In comparison, life expectancy in the U.S. is 66 years old, while in China it's 68.
- United States
- Hong Kong
- United Kingdom
Hong Kong, the Netherlands and Switzerland rounded out the top five, with Hong Kong rising four places from 2018. The WEF's data collection concluded before political unrest and protests in the territory intensified, according to the organization's chief economist.
Overall, Asia-Pacific was named the most competitive region in the world, followed by Europe and North America.
The average score out of 100 across the 141 nations was 61, with the WEF claiming that the gap was a greater concern now in the face of a global economic slowdown. Reigning Singapore scored a total of 84.8 points, with second-place America being awarded 83.7 points.
The report, published Tuesday, warned that most economies were locked in a cycle of low or flat productivity growth. According to its authors, nations that have invested in four key areas — human capital, improving their institutions, innovation and "business dynamism" — would be best placed to withstand a global slowdown and revive domestic productivity. However, they warned the effects of a slowdown were likely to be exacerbated by simmering geopolitical tensions.
"The changing geopolitical context and rising trade tensions are fueling uncertainty and could precipitate a slowdown," the WEF said in a press release on Tuesday. "However, some of this year's better performers appear to be benefiting from the trade feud through trade diversion."
Those countries included Singapore and Vietnam, which was the most improved country in this year's index in 67th place.
Urging policymakers to prepare for an evolving economic landscape, the WEF called on governments to better anticipate and implement the social policies that would be needed to prepare their populations for the fourth industrial revolution.
The organization said many of the world's largest and most innovative economies had education systems which were failing to keep up with the pace of innovation, including South Korea, France, China, India and Brazil.
Speaking to CNBC's "Squawk Box Europe" on Wednesday, Saadia Zahidi, chief economist at the WEF, said there was a clear sense that many countries were caught up in election and business cycles.
"We're not keeping our eye on the prize in terms of the north star that's required if we want to restore productivity," she said. "There isn't enough focus on institutions and making them stronger, there isn't enough focus on skills to help people keep up with technology, there isn't enough focus on restoring business dynamism so we ensure that we actually get products from the lab into the market."
"Those are all the areas where it's very clear that there are weak spots and countries need to be doing a lot more, and of course those also happen to be areas where policy making matters, so there has to be a focus on long-term policy making," she added.
Another key concern raised by the WEF's report was the fact that economic stagnation was widespread despite an injection of more than $10 trillion by central banks over the past decade. The authors of the report emphasized that monetary policies were beginning to "run out of steam." As a consequence, it was crucial for economies to rely on fiscal policy, as well as public incentives that could boost research, enhance the skills of the current and future workforce, and develop new infrastructure and technologies, the report noted.

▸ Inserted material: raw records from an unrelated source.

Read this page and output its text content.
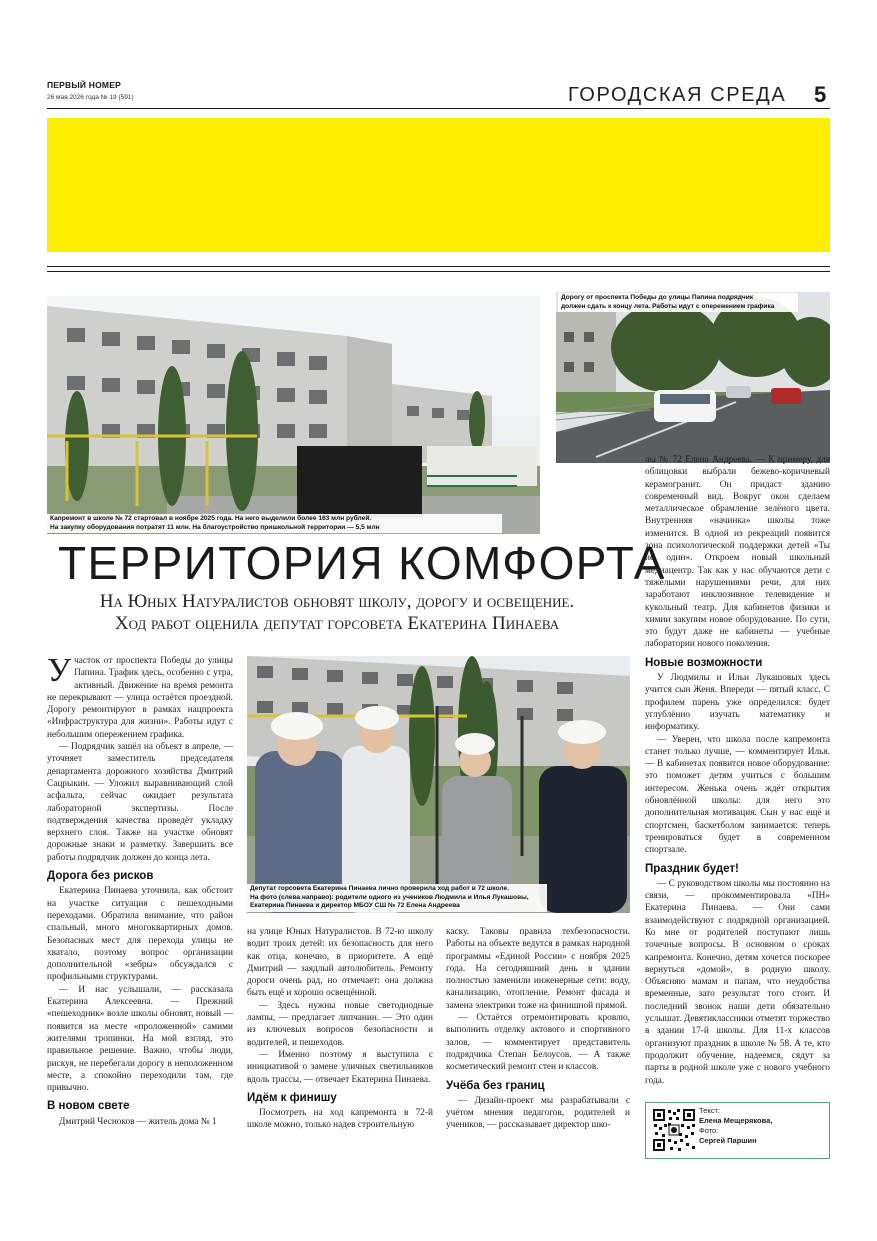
ПЕРВЫЙ НОМЕР
26 мая 2026 года № 19 (591)	ГОРОДСКАЯ СРЕДА 5
Капремонт в школе № 72 стартовал в ноябре 2025 года. На него выделили более 163 млн рублей.
На закупку оборудования потратят 11 млн. На благоустройство пришкольной территории — 5,5 млн
Дорогу от проспекта Победы до улицы Папина подрядчик
должен сдать к концу лета. Работы идут с опережением графика
ТЕРРИТОРИЯ КОМФОРТА
На Юных Натуралистов обновят школу, дорогу и освещение.
Ход работ оценила депутат горсовета Екатерина Пинаева
Депутат горсовета Екатерина Пинаева лично проверила ход работ в 72 школе.
На фото (слева направо): родители одного из учеников Людмила и Илья Лукашовы,
Екатерина Пинаева и директор МБОУ СШ № 72 Елена Андреева

Участок от проспекта Победы до улицы Папина. Трафик здесь, особенно с утра, активный. Движение на время ремонта не перекрывают — улица остаётся проездной. Дорогу ремонтируют в рамках нацпроекта «Инфраструктура для жизни». Работы идут с небольшим опережением графика.

— Подрядчик зашёл на объект в апреле, — уточняет заместитель председателя департамента дорожного хозяйства Дмитрий Сацрыкин. — Уложил выравнивающий слой асфальта, сейчас ожидает результата лабораторной экспертизы. После подтверждения качества проведёт укладку верхнего слоя. Также на участке обновят дорожные знаки и разметку. Завершить все работы подрядчик должен до конца лета.

Дорога без рисков

Екатерина Пинаева уточнила, как обстоит на участке ситуация с пешеходными переходами. Обратила внимание, что район спальный, много многоквартирных домов. Безопасных мест для перехода улицы не хватало, поэтому вопрос организации дополнительной «зебры» обсуждался с профильными структурами.

— И нас услышали, — рассказала Екатерина Алексеевна. — Прежний «пешеходник» возле школы обновят, новый — появится на месте «проложенной» самими жителями тропинки. На мой взгляд, это правильное решение. Важно, чтобы люди, рискуя, не перебегали дорогу в неположенном месте, а спокойно переходили там, где привычно.

В новом свете

Дмитрий Чесноков — житель дома № 1

на улице Юных Натуралистов. В 72-ю школу водит троих детей: их безопасность для него как отца, конечно, в приоритете. А ещё Дмитрий — заядлый автолюбитель. Ремонту дороги очень рад, но отмечает: она должна быть ещё и хорошо освещённой.

— Здесь нужны новые светодиодные лампы, — предлагает липчанин. — Это один из ключевых вопросов безопасности и водителей, и пешеходов.

— Именно поэтому я выступила с инициативой о замене уличных светильников вдоль трассы, — отвечает Екатерина Пинаева.

Идём к финишу

Посмотреть на ход капремонта в 72-й школе можно, только надев строительную

каску. Таковы правила техбезопасности. Работы на объекте ведутся в рамках народной программы «Единой России» с ноября 2025 года. На сегодняшний день в здании полностью заменили инженерные сети: воду, канализацию, отопление. Ремонт фасада и замена электрики тоже на финишной прямой.

— Остаётся отремонтировать кровлю, выполнить отделку актового и спортивного залов, — комментирует представитель подрядчика Степан Белоусов. — А также косметический ремонт стен и классов.

Учёба без границ

— Дизайн-проект мы разрабатывали с учётом мнения педагогов, родителей и учеников, — рассказывает директор шко-

лы № 72 Елена Андреева. — К примеру, для облицовки выбрали бежево-коричневый керамогранит. Он придаст зданию современный вид. Вокруг окон сделаем металлическое обрамление зелёного цвета. Внутренняя «начинка» школы тоже изменится. В одной из рекреаций появится зона психологической поддержки детей «Ты не один». Откроем новый школьный медиацентр. Так как у нас обучаются дети с тяжёлыми нарушениями речи, для них заработают инклюзивное телевидение и кукольный театр. Для кабинетов физики и химии закупим новое оборудование. По сути, это будут даже не кабинеты — учебные лаборатории нового поколения.

Новые возможности

У Людмилы и Ильи Лукашовых здесь учится сын Женя. Впереди — пятый класс. С профилем парень уже определился: будет углублённо изучать математику и информатику.

— Уверен, что школа после капремонта станет только лучше, — комментирует Илья. — В кабинетах появится новое оборудование: это поможет детям учиться с большим интересом. Женька очень ждёт открытия обновлённой школы: для него это дополнительная мотивация. Сын у нас ещё и спортсмен, баскетболом занимается: теперь тренироваться будет в современном спортзале.

Праздник будет!

— С руководством школы мы постоянно на связи, — прокомментировала «ПН» Екатерина Пинаева. — Они сами взаимодействуют с подрядной организацией. Ко мне от родителей поступают лишь точечные вопросы. В основном о сроках капремонта. Конечно, детям хочется поскорее вернуться «домой», в родную школу. Объясняю мамам и папам, что неудобства временные, зато результат того стоит. И последний звонок наши дети обязательно услышат. Девятиклассники отметят торжество в здании 17-й школы. Для 11-х классов организуют праздник в школе № 58. А те, кто продолжит обучение, надеемся, сядут за парты в родной школе уже с нового учебного года.

Текст:
Елена Мещерякова,
Фото:
Сергей Паршин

Central banks around the world have been easing monetary policy this year in a bid to encourage spending and boost the slowing economy.

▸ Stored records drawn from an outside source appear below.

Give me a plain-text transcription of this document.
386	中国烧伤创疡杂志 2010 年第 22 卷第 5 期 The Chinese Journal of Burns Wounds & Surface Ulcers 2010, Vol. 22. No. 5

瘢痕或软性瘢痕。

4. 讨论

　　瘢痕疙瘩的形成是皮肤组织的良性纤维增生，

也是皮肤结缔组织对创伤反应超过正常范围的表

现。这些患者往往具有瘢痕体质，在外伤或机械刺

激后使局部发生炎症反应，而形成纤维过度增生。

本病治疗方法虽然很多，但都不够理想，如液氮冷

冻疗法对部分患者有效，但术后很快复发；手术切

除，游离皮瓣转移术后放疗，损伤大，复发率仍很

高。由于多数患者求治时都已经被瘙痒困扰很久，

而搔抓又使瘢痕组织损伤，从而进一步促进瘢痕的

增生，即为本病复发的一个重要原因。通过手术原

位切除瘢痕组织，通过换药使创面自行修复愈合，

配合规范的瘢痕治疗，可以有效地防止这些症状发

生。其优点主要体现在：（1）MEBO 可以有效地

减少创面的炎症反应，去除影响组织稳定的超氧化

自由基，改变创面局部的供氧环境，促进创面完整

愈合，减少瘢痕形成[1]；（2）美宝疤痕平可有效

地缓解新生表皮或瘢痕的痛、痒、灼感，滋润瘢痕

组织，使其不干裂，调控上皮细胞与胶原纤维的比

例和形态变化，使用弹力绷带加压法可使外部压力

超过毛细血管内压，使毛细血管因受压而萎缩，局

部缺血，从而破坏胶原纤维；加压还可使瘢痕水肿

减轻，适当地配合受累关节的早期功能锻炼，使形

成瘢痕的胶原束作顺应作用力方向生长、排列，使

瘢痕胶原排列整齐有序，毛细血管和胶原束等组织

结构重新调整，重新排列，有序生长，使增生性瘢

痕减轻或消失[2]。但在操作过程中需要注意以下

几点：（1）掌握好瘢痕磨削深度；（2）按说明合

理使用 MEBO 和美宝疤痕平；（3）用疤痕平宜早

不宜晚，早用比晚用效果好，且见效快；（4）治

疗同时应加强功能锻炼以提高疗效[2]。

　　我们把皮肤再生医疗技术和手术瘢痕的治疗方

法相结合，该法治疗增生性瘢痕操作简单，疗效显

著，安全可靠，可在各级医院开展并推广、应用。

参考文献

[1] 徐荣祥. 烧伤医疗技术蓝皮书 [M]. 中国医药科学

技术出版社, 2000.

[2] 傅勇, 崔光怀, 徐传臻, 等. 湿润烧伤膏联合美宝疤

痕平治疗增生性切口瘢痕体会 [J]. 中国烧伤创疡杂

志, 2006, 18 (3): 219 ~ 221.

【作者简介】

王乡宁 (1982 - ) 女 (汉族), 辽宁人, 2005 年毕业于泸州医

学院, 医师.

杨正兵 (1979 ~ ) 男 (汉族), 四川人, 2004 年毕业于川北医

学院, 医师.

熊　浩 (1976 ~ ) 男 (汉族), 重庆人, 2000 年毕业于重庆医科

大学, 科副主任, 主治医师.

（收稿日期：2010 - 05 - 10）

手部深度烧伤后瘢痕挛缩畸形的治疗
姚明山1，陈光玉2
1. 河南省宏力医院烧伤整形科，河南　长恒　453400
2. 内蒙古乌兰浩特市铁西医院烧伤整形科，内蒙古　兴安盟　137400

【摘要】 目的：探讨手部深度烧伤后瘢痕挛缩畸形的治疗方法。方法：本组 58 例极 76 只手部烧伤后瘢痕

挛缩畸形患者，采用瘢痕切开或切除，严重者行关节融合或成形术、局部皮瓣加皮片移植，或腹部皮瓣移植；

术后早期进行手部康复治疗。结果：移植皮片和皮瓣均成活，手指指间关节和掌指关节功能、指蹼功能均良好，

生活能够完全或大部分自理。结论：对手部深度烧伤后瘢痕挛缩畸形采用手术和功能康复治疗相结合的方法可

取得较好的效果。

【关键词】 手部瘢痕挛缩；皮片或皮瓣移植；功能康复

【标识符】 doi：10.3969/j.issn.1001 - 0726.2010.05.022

In September, the European Central Bank unveiled a broad stimulus package that included fresh quantitative easing and a cut to interest rates. Meanwhile, the U.S. Federal Reserve has lowered interest rates twice in the past six months, with the initial reduction marking the central bank's first rate cut in 11 years. Elsewhere, central banks in New Zealand, India and Thailand all announced larger-than-expected rate cuts in August.